The Amsterdam Metropolitan Area (MRA) is growing. New housing developments, a rising population, and increasing mobility are all driving demand. In the western part of the region, however, there is no high-quality rail connection between Haarlem, Schiphol and Amsterdam, and the current public transport system falls short—particularly during peak hours. There is a clear need for a significant improvement in public transport.

For this reason, the Amsterdam Transport Authority (Vervoerregio Amsterdam) and its partners are investing in a smart solution: the Metrobus – a Bus Rapid Transit (BRT) system that combines speed, capacity, and reliability.

From stops to data: why Flowmapper is a game changer

Traditionally, public transport analysis models rely on stop-to-stop data.
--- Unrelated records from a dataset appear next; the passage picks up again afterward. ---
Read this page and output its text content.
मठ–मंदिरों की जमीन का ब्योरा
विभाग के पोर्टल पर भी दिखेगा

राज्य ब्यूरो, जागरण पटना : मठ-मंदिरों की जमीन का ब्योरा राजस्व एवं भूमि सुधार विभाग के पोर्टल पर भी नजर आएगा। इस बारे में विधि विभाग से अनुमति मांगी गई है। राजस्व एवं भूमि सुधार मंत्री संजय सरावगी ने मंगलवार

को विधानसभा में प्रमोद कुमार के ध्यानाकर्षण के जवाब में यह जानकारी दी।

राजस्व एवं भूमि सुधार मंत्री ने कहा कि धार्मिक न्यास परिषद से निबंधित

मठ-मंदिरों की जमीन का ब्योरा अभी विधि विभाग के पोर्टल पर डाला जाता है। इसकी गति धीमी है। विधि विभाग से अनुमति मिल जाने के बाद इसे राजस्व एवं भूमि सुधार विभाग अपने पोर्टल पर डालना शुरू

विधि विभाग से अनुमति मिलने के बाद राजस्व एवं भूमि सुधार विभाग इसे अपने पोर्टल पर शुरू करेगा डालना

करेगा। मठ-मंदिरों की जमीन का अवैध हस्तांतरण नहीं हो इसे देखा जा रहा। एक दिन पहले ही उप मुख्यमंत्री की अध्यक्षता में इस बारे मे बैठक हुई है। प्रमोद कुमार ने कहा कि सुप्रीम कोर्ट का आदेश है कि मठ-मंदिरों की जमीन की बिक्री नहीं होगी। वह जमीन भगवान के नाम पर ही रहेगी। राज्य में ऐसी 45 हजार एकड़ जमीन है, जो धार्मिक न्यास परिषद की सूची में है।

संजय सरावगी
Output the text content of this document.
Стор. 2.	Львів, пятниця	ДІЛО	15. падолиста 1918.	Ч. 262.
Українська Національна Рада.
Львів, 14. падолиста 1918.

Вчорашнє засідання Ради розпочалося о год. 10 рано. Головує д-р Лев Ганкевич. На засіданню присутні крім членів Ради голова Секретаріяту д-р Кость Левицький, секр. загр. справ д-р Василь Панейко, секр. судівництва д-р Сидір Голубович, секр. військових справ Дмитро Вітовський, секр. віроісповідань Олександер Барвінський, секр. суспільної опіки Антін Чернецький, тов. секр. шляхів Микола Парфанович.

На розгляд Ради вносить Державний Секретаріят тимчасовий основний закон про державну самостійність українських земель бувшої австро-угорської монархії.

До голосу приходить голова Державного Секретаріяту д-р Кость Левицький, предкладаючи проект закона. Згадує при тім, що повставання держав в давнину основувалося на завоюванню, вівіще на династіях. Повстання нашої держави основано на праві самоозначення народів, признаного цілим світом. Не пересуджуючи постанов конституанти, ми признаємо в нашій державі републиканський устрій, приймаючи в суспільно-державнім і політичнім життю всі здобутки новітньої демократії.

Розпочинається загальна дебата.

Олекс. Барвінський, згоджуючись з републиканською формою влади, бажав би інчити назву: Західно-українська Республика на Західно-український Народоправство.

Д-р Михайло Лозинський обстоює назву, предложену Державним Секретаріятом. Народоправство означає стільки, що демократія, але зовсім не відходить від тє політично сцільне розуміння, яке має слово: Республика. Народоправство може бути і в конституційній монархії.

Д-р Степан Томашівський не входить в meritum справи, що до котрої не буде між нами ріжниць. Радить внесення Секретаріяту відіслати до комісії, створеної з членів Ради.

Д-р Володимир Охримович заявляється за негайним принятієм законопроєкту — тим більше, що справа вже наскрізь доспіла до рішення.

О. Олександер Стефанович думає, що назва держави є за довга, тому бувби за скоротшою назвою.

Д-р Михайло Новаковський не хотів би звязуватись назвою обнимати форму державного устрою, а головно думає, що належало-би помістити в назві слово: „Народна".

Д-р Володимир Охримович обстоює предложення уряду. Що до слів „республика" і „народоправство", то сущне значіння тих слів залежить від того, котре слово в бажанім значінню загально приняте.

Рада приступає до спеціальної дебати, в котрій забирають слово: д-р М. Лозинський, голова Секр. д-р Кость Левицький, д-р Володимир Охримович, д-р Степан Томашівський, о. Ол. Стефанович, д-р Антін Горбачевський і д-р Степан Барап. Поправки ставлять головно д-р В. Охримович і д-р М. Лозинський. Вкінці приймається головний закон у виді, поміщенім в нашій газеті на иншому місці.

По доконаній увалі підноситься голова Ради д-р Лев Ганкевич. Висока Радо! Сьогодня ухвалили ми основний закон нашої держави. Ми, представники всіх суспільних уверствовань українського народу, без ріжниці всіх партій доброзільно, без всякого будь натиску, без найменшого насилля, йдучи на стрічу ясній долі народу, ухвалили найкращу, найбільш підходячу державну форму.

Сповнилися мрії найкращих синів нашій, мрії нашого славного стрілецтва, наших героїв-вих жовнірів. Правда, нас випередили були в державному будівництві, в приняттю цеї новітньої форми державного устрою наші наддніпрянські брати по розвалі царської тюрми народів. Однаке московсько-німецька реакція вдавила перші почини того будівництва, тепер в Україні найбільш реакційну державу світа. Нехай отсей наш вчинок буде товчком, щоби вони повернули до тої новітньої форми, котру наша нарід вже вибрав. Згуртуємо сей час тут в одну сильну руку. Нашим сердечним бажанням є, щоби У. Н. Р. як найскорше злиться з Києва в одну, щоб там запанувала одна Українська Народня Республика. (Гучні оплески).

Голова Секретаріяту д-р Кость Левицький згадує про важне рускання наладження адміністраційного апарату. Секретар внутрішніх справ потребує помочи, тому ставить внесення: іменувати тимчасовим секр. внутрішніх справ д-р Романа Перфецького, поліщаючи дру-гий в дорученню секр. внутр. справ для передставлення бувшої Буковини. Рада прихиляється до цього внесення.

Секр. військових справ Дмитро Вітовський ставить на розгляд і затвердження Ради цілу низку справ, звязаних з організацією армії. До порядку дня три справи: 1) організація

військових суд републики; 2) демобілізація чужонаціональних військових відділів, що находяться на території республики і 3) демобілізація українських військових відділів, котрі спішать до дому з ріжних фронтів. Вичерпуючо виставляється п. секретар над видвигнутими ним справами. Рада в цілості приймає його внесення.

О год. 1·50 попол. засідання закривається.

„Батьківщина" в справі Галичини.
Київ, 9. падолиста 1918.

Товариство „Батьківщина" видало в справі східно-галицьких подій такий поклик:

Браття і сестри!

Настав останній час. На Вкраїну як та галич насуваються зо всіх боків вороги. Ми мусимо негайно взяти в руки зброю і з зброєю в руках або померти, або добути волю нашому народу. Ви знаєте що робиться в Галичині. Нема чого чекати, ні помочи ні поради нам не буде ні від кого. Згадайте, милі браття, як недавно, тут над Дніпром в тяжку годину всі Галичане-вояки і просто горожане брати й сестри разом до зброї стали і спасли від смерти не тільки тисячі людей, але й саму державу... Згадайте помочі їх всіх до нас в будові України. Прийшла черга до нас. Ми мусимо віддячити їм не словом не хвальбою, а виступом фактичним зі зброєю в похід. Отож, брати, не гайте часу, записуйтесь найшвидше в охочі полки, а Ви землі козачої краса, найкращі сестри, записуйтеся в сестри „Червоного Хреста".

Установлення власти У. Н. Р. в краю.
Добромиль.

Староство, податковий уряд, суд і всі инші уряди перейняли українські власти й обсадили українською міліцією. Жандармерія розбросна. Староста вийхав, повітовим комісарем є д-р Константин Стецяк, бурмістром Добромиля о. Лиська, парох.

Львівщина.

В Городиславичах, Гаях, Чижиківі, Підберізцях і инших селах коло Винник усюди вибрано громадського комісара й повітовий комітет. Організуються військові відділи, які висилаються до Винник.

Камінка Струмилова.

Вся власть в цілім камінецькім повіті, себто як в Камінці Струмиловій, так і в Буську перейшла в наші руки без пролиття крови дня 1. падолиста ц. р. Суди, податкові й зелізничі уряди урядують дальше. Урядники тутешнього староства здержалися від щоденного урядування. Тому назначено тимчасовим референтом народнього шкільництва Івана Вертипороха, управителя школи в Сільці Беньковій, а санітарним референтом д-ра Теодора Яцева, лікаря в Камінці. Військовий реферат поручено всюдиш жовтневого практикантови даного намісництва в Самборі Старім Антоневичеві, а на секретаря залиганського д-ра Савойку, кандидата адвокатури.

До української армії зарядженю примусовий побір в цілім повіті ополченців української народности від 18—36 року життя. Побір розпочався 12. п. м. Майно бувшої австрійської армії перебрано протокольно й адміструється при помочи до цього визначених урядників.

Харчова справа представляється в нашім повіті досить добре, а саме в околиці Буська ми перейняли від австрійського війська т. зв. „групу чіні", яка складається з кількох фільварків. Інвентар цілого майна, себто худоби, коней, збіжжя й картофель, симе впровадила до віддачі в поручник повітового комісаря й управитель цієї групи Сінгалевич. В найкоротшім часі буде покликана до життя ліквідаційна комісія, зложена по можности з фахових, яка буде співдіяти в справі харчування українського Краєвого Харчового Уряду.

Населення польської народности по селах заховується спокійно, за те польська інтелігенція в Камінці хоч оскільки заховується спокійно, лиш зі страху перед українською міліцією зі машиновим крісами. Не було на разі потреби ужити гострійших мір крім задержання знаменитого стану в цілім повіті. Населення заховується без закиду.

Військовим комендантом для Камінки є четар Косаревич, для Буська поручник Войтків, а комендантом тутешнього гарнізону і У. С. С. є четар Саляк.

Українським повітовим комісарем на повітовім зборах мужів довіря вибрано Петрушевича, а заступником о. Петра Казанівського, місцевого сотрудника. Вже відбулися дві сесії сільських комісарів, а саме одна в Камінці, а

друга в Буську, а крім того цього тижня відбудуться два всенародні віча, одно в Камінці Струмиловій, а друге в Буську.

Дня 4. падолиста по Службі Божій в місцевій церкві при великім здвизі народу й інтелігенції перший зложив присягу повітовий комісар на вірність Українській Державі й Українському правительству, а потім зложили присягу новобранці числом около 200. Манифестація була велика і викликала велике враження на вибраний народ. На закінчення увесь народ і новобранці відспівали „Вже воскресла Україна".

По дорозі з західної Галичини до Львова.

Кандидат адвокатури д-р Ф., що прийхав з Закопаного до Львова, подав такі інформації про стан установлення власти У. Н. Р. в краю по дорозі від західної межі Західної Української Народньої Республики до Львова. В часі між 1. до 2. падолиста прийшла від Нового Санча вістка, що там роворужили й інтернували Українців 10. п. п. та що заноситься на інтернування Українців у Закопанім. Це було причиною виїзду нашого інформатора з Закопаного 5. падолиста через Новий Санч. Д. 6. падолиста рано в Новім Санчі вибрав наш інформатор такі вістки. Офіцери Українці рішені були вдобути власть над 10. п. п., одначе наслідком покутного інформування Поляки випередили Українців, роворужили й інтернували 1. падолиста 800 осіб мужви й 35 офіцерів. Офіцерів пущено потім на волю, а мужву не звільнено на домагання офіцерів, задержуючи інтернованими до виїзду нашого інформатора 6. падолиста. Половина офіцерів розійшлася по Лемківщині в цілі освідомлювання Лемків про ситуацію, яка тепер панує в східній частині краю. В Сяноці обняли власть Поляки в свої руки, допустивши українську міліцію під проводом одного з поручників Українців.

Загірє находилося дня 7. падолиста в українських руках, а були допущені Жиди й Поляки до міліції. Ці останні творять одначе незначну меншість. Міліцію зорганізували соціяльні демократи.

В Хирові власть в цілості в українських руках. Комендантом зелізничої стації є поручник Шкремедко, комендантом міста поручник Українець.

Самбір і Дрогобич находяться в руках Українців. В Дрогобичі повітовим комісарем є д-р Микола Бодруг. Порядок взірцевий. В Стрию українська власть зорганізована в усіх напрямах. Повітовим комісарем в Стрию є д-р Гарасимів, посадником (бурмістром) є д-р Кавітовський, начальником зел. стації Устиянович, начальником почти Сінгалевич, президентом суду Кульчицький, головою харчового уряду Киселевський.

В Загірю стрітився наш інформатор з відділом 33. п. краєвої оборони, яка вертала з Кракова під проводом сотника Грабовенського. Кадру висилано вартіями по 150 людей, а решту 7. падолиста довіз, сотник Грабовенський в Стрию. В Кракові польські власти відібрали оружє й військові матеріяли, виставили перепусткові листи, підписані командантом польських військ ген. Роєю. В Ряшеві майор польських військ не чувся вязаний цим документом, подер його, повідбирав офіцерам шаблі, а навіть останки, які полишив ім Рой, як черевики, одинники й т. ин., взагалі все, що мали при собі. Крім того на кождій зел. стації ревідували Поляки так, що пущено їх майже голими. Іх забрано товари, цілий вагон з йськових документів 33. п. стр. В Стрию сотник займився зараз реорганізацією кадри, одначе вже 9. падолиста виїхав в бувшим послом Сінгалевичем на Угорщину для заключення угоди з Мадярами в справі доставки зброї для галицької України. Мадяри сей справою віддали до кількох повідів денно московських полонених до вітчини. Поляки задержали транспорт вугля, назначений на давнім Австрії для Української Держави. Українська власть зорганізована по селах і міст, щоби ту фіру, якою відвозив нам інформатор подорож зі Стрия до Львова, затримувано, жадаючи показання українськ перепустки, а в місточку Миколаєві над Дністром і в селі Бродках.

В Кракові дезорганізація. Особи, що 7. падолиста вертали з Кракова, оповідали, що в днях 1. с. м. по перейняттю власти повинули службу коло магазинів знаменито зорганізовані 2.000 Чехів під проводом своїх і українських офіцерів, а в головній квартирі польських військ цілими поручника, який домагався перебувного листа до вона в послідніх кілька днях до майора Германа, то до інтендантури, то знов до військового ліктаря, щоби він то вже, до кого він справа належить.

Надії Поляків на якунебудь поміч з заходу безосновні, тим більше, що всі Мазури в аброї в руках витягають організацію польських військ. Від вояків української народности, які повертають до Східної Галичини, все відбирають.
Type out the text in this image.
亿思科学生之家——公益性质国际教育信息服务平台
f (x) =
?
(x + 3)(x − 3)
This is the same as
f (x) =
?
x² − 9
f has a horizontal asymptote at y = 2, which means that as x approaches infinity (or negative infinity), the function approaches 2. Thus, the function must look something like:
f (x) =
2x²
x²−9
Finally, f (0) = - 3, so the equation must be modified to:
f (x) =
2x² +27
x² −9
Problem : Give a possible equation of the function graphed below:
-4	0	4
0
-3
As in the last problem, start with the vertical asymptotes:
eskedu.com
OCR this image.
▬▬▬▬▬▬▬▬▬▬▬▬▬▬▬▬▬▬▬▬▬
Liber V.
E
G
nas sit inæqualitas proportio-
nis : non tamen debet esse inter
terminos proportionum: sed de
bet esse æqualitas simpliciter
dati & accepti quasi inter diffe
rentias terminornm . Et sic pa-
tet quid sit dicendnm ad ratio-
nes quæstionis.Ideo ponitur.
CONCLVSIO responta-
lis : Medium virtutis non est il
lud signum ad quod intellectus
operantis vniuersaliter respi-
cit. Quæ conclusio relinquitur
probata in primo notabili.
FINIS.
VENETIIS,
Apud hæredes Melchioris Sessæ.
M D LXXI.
While this works relatively well in urban settings, it offers too coarse a picture on long motorway routes, where stops can be kilometres apart. Moreover, there is a complete lack of information regarding reliability (i.e., variability in travel times) across smaller route sections.

So how do you identify the biggest issues within the network?
Where do delays most frequently occur? And how can they be addressed in a targeted way—preferably without spending millions?

Flowmapper, developed by Tyréns in Sweden, offers a new approach. The system analyses GPS data from buses (recorded every 15 seconds in the Netherlands) and links it to segments of just 25 metres. The result? A data-driven map that reveals precisely where and when delays occur—per segment, per line, and per hour of the day.

This method has been applied for the first time in the MRA at several pilot locations—with impressive results. The most illustrative case? The route between Amsterdam Zuid and Haarlem, via the N205 and A9.

On average, buses lose between 40 and 90 seconds along this corridor. Time is crucial for a BRT system designed to compete with private car travel.

Why this works: from measurement to improvement

What makes this analysis so valuable?

• Segment-level insights: With data captured at 25-metre intervals, interventions can be much more targeted.

• Visible bottlenecks: No more guesswork, just clear, evidence-based insights into where the issues occur.

• Impact measurement: Baseline ("zero") measurements enable objective evaluation of the impact of pilot interventions later.

This is particularly important for the upcoming pilot near the N205 service station, where buses will be trialled on the entry and exit lanes to bypass congestion. Flowmapper data clearly shows significant delays here (an average of +20 seconds, with outliers exceeding 1.5 minutes across a 675-metre stretch).

Conditions heading east are more favourable, although there is still potential to increase bus speeds.

Conclusion: Smarter public transport begins with smarter data

Flowmapper has helped solve a critical data challenge for the Metrobus project—and has opened the door to more precise, informed policymaking. What began as a quest to understand better travel times has evolved into a data-driven approach to decision-making.

This allows for smarter prioritisation and a clearer focus on the most cost-effective interventions.

Moreover, Flowmapper offers a range of additional capabilities that have yet to be explored—such as timetable optimisation, route adjustments, dwell time analysis, and the monitoring of bus bunching. Many more applications are undoubtedly possible.